Climate Strike organizers said there would be over 5,000 actions in 157 countries, kicking off an entire week of youth-led climate action. In total, aroud four million people worldwide marched. To show support, New York City and Boston school districts planned to excuse all absences for participants and Amnesty International backed the strike, and urged schools nationwide to not discipline students who walk out of classes. Baltimore City Schools were encouraging though their response was more hedged. “Our students have important things to say about the impact of climte change, and City Schools encourages thm to make themselves heard about an issues that affects them. Our principals, particularly at middle and high schools, are making spaces and time available in their buildings for students to discuss the issue,” a written statement read in part.
The Climate Strike comes months after 1.4 million students took part in a worldwide climate walkout in March and Friday’s action fell on the two-year anniversary of Hurricane Maria in Puerto Rico, which killed thousands.
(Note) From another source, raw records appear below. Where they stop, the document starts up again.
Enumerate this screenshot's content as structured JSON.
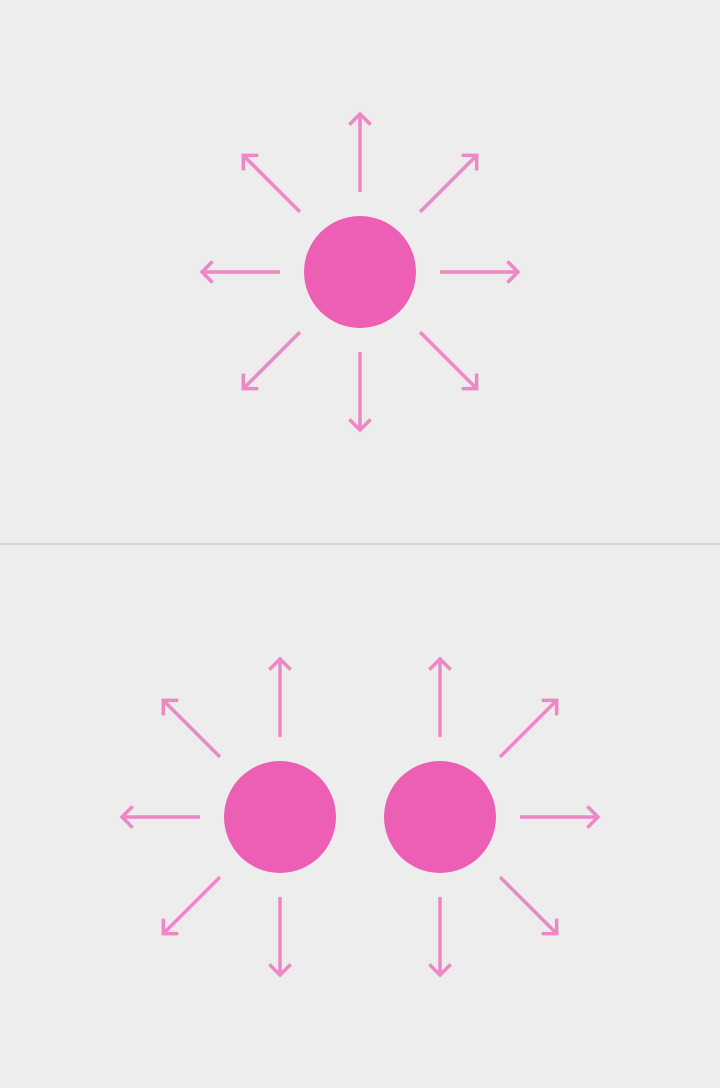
{
  "colors": {
    "background": "#ededed",
    "divider": "#d6d6d6",
    "dot": "#ec5fb5",
    "arrow": "#ed87c6"
  },
  "panels": [
    {
      "name": "single-touch-gesture",
      "touch_points": 1,
      "arrow_directions": [
        "n",
        "ne",
        "e",
        "se",
        "s",
        "sw",
        "w",
        "nw"
      ]
    },
    {
      "name": "two-finger-spread-gesture",
      "touch_points": 2,
      "arrow_directions": [
        "n",
        "ne",
        "e",
        "se",
        "s",
        "sw",
        "w",
        "nw"
      ]
    }
  ]
}
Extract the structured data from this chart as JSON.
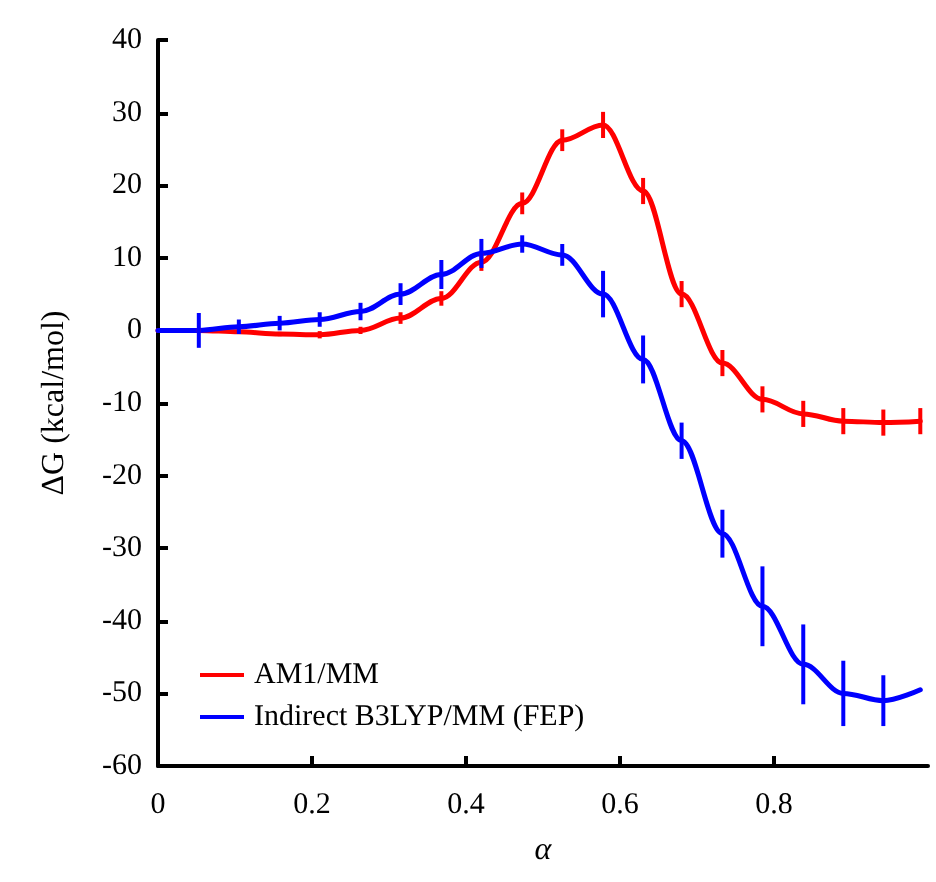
{
  "chart_data": {
    "type": "line",
    "xlabel": "α",
    "ylabel": "ΔG (kcal/mol)",
    "x": [
      0,
      0.053,
      0.105,
      0.158,
      0.21,
      0.263,
      0.315,
      0.368,
      0.42,
      0.473,
      0.525,
      0.578,
      0.63,
      0.68,
      0.733,
      0.785,
      0.838,
      0.89,
      0.942,
      0.99
    ],
    "series": [
      {
        "name": "AM1/MM",
        "color": "#ff0000",
        "values": [
          0,
          0,
          -0.2,
          -0.5,
          -0.6,
          0,
          1.7,
          4.4,
          9.4,
          17.5,
          26.2,
          28.3,
          19.2,
          5,
          -4.5,
          -9.5,
          -11.5,
          -12.5,
          -12.7,
          -12.5
        ],
        "errors": [
          null,
          0.3,
          0.3,
          0.3,
          0.5,
          0.5,
          0.8,
          1,
          1.2,
          1.5,
          1.5,
          1.8,
          1.8,
          1.8,
          1.8,
          1.8,
          1.8,
          1.8,
          1.8,
          1.8
        ]
      },
      {
        "name": "Indirect B3LYP/MM (FEP)",
        "color": "#0000ff",
        "values": [
          0,
          0,
          0.5,
          1,
          1.5,
          2.6,
          5,
          7.7,
          10.6,
          11.9,
          10.4,
          5,
          -4,
          -15.2,
          -28,
          -38,
          -46,
          -50,
          -51,
          -49.5
        ],
        "errors": [
          null,
          2.4,
          1,
          1,
          1,
          1.2,
          1.5,
          2,
          2,
          1.2,
          1.5,
          3.2,
          3.3,
          2.5,
          3.3,
          5.5,
          5.5,
          4.5,
          3.5,
          null
        ]
      }
    ],
    "xlim": [
      0,
      1
    ],
    "xticks": [
      0,
      0.2,
      0.4,
      0.6,
      0.8
    ],
    "ylim": [
      -60,
      40
    ],
    "yticks": [
      -60,
      -50,
      -40,
      -30,
      -20,
      -10,
      0,
      10,
      20,
      30,
      40
    ],
    "grid": false,
    "legend": "bottom left",
    "marker": "none",
    "line_style": "solid"
  }
}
It also comes just days before the major United Nations Climate Action Summit in New York.
Later on, students marched to City Hall where City Council President Brandon Scott addressed the Climate Strikers.
“We have to do everything to make sure there is a world for you in the future. So anybody, keep yelling, keep marching, keep screaming,” Scott said. “We have to make the world a better a place for you right now, we have to keep our environment in our minds in every single thing that you do, so know that we hear you, come to City Hall as often as you want, scream as often as you want, send emails as often as you want.”
State Delegate Brooke Lierman also spoke to the students: “I’ve had the honor for a few years of working with students in Baltimore to ban styrofoam. Thank you to students who are making this city stay styrofoam-free. That is one of the many plastics we have to get rid of that are polluting our waters and the plastic manufacturers, the Exxons, who are polluting our world,” Lierman said. “So thank you to students who are leading the charge and saying, ‘Now is the time for action.’”
Also in front of City Hall was Greg Wilson of Sunrise Movement Baltimore who explained that the action on Friday wasn’t focused on climate crisis deniers so much as politicians within the Democratic Party who acknowledge the crisis and have still done little to address it: “We’re not out here to talk to climate deniers, we’re not out here to talk to Donald Trump, that’s a separate conversation and those people need to come around to the facts, come around to the science and come around to the math and engineering truths of climate change but we’re here to talk about the people who know climate change is a problem, believe in it and are being absolutely feckless, cowardly, weak and pathetic in their solutions to it so far,” Wilson said. “We’ve had presidential candidates come out with some pretty comprehensive climate change plans that we’re excited about but we also have hundreds of people in Congress who claim to be Democrats, who claim to be the people who are supposed to be our champions who haven’t done anything so far.”
Wilson mentioned plans to reopen the Charles P. Crane Generating Station in Middle River, a coal power plant which closed in June of 2018.
“Right here in Baltimore, we’re looking at opening up or rather, reopening a coal power plant near Middle River in Baltimore County that had been closed down and they’re looking at opening that back up and starting more coal and electricity production,” Wilson said. “That’s not the kind of leadership that a Democratic Baltimore City and a Democratic Baltimore County Commissioner’s Board should be showing. So that’s who we’re talking to. We’re talking to the people who give lip service to climate change but have taken no action or weak action.”